There has always been a mystical side to Rolfing that has been largely ignored. Ida Rolf would speak passionately about her vision of what she called the Line, a condition of effortless balance in which gravity, not muscular effort, provides support for the upright body. She believed that enhanced structural balance would manifest as an evolved consciousness, a kind of birthright state for human beings similar to the highest states of all spiritual practices. Embodiment of the Line both opens and grounds the largely dormant evolutionary energies in the human body. These energies are wholly revered in many of the Hindu yoga systems and are altogether powerful and extraordinary.

Sudaba is the practice through which I explore what Dr. Rolf called the Line. It is a spontaneous movement and balance practice that leads you into very high, birthright states of consciousness, and I have developed a number of "somatic koans" for the practitioner of Sudaba to explore. These koans, rather than specific instructions will guide you in your practice:

1) Stand as tall as you can while remaining as relaxed as you can.

2) Feel the sensations in every small part and cell of the body.

3) Yield to the body's impulse to move.

4) Breathe the entire body.

5) Stay awake and aware as you surrender to the explosive energies that are routinely liberated.

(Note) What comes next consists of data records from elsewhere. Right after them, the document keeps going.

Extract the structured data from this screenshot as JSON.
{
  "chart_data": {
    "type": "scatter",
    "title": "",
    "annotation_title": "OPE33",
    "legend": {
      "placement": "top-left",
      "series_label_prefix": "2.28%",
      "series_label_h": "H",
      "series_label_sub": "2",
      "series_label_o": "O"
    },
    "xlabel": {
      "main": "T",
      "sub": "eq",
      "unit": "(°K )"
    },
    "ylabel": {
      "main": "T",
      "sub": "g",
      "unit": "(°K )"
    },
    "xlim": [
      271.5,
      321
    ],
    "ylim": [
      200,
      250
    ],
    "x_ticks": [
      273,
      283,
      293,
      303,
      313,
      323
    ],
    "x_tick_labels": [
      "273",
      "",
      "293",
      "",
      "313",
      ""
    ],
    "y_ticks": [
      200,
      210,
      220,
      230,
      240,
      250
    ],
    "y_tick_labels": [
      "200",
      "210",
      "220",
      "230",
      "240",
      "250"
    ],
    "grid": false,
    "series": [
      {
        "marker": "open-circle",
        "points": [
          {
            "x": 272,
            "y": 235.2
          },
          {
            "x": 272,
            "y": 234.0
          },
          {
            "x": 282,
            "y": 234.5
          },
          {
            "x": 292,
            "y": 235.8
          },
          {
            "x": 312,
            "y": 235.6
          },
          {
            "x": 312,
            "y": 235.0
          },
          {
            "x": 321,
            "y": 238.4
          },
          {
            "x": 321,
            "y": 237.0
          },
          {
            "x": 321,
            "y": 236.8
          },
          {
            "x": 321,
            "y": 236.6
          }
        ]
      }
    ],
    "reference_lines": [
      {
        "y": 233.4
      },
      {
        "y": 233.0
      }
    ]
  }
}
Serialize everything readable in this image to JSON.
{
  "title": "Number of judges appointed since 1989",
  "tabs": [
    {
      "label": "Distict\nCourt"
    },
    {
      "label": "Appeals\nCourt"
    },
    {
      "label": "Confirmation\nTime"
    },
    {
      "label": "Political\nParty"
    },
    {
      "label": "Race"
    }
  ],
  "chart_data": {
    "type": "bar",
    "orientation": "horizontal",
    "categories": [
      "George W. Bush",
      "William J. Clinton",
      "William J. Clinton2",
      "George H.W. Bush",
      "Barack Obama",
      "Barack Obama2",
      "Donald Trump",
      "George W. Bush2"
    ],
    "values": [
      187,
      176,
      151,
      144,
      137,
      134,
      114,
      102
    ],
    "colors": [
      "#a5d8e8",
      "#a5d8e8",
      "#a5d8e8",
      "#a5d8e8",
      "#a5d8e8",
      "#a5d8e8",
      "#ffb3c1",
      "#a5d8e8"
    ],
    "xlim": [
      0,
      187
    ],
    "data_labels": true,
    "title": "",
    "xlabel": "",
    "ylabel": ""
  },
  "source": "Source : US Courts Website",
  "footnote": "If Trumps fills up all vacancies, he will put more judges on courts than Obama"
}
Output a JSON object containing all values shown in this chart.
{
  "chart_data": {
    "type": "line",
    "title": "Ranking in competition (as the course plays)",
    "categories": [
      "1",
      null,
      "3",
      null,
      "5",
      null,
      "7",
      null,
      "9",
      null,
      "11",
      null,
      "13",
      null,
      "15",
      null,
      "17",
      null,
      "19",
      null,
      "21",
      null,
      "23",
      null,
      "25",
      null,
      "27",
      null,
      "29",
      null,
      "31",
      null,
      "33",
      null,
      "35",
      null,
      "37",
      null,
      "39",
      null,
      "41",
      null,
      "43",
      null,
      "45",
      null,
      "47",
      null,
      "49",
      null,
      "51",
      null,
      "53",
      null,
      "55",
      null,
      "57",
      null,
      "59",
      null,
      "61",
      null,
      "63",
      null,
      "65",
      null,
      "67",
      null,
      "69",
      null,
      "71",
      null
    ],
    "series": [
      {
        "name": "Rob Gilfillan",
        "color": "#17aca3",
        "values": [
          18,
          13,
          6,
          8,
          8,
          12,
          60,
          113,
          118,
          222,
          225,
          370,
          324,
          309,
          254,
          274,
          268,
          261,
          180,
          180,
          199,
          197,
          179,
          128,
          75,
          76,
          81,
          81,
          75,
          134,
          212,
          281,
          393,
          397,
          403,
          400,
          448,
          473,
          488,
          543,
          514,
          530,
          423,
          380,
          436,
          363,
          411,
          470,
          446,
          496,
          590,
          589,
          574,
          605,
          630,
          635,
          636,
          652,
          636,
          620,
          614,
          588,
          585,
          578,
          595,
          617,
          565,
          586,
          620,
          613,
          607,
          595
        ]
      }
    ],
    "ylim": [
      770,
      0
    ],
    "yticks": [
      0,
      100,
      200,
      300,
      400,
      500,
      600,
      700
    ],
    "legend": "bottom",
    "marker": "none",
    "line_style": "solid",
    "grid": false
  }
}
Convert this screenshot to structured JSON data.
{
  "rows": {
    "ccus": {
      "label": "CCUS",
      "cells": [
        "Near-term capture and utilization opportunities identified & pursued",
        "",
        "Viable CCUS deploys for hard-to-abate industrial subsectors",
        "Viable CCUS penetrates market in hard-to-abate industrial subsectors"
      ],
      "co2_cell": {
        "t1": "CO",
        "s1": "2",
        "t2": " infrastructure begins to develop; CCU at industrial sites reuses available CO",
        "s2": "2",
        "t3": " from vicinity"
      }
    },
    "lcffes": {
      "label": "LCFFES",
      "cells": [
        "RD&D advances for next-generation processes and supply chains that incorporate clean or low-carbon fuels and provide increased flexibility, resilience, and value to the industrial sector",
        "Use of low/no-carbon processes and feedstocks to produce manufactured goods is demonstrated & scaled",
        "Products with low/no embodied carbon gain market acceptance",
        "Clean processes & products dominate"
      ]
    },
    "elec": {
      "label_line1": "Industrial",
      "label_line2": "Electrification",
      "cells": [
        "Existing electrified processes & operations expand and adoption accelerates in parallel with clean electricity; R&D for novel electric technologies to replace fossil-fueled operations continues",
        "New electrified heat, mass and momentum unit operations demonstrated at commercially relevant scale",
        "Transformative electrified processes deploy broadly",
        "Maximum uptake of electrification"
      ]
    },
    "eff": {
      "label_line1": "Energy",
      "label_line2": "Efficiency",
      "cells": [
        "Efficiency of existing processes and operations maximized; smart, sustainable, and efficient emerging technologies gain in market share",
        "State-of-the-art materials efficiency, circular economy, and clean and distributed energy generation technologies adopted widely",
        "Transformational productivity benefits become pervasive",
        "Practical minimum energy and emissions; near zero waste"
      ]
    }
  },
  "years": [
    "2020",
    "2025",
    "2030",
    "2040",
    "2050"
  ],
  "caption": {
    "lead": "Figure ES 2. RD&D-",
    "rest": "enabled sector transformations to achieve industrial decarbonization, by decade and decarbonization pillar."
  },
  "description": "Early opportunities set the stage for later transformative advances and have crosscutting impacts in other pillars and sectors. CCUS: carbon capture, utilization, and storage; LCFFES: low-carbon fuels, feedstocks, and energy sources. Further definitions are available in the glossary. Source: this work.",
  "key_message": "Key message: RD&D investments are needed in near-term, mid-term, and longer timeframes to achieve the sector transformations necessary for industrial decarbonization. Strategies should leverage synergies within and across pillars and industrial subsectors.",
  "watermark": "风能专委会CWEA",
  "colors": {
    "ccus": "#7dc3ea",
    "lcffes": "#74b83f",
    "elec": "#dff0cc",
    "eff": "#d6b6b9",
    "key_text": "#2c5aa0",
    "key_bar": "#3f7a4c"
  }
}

My latst book, Yoga of the Mahamudra, describes the Sudaba practices in detail. In truth, the best way to open to the practice is to come and do it with me. Please check the Workshop section for an announcement of a Sudaba gathering that I want to hold in Costa Rica in January of 2006. As with the running practices that I described in the last Journal entry, the prudent use of homeopathic doses of sacrament can powerfully initiate Sudaba.

Rumi became an ecstatic dancer. Shiva brought dance to the planet. We are all Sudaba practitioners, whether we think we are or not. Every one of us is dancing our truth in this moment. What do you want your dance through life to be about?